Modern Russian Poetry/Valery Brusov
Valery Brusov
(Born 1873)
Brusov's biography coincides with his bibliography. He has filled his life with the labors of a curious-minded poet and a sensitive erudite. In 1913, at the age of forty, he began publishing the complete edition of his works in twenty-five volumes. In addition to poetry, original and translated, it includes two novels, tales, dramas, and critical work. His tales and dramas have a timeless, abstract quality, a curious combination of the Wellsian and the Poe-esque. His two large novels are marvelous studies in the archæaeology of the soul, restoring as they do the psyche of the Roman decadence and of Germany's dying Middle Ages.
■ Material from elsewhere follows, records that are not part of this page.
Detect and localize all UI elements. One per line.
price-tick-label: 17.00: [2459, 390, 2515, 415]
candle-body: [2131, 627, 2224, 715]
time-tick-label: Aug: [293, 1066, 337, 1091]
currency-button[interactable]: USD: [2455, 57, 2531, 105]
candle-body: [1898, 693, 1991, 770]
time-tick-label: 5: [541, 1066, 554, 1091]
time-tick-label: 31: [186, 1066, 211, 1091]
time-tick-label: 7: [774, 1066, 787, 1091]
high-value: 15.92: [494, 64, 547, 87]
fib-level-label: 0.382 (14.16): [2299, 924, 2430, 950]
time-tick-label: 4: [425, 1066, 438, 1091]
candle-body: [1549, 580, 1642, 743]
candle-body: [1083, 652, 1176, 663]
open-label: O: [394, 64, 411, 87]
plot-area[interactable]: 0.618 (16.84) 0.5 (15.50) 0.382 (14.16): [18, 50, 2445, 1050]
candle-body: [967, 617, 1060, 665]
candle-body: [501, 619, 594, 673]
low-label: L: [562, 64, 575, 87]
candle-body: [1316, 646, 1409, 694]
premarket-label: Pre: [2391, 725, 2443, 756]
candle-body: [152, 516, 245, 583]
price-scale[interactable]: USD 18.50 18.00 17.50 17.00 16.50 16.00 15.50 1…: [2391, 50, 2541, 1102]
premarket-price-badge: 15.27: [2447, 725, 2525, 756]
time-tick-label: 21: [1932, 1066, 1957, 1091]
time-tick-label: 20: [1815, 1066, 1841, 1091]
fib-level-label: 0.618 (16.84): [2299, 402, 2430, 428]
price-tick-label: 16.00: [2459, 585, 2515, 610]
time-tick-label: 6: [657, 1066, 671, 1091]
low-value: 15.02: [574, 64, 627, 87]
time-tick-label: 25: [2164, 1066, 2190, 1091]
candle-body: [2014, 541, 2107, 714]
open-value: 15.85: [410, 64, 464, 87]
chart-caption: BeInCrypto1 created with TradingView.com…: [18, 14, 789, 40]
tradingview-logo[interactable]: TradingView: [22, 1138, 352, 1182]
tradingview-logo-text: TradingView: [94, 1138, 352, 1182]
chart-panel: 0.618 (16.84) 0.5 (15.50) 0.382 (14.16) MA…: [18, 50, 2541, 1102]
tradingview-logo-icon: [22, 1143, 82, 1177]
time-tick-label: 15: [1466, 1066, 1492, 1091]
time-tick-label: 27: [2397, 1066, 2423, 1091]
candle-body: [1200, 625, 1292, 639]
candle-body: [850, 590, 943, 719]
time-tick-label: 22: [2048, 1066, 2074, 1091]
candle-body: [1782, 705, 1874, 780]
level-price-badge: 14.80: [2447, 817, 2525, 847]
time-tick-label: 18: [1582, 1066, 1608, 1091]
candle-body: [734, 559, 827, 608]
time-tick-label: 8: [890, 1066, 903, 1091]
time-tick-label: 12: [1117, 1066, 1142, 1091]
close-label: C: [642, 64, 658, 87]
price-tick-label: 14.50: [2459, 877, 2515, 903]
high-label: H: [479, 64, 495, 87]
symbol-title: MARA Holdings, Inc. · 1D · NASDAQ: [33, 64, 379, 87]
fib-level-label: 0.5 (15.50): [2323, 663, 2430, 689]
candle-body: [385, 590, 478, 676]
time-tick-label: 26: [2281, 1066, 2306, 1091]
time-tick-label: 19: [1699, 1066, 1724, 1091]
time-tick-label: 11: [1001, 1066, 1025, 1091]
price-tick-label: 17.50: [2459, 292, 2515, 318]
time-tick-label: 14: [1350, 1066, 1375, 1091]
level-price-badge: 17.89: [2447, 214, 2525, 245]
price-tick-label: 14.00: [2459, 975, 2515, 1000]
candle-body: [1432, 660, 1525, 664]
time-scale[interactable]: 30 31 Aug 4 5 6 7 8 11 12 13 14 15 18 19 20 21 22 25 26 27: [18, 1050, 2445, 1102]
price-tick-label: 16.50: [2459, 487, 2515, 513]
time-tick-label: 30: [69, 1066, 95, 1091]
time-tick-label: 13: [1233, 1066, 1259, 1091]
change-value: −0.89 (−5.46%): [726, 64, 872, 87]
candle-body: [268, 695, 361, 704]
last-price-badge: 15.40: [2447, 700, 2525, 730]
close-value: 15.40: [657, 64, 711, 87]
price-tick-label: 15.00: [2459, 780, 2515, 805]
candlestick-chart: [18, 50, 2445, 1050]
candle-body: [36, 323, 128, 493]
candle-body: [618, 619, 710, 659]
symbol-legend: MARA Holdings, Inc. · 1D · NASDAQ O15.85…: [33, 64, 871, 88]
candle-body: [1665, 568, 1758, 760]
Before he came of age he fell under the spell of the French symbolists and his argosy began by sailing under their colors. His European years sharpened these sympathies. He tried to transplant the French vers libre into Russian soil, and among other things, an anthology of French lyrics of the nineteenth century bears witness to his Gallic apprenticeship. Indeed, he achieved a leading place among the Russian symbolists, becoming an editor of their Moscow organ (Vesy: The Balance). Yet although he adopted all the manners and mannerisms of the neo-romantic reaction, such as aversion to reality, violent eroticism and extreme individualism, by temperament Brusov is more of a Parnassian. His later work shows a gravitation toward a soberer and more objective conception of art. His craftsmanship is careful and conscious, whether he wanders down the ages, dedicating a line to every god, or traces the pattern of his own moods, or, like his master Verhaeren, finds a rhythm for the voices of the city. According to Gautier's precept, he works "dans le bloc résistant." He has an eye for imagery and an ear trained to complex orchestration.
The revolution has not exiled Brusov, and he is laboring to preserve the continuity of Russia's culture. In a literary capacity he holds an important Government post.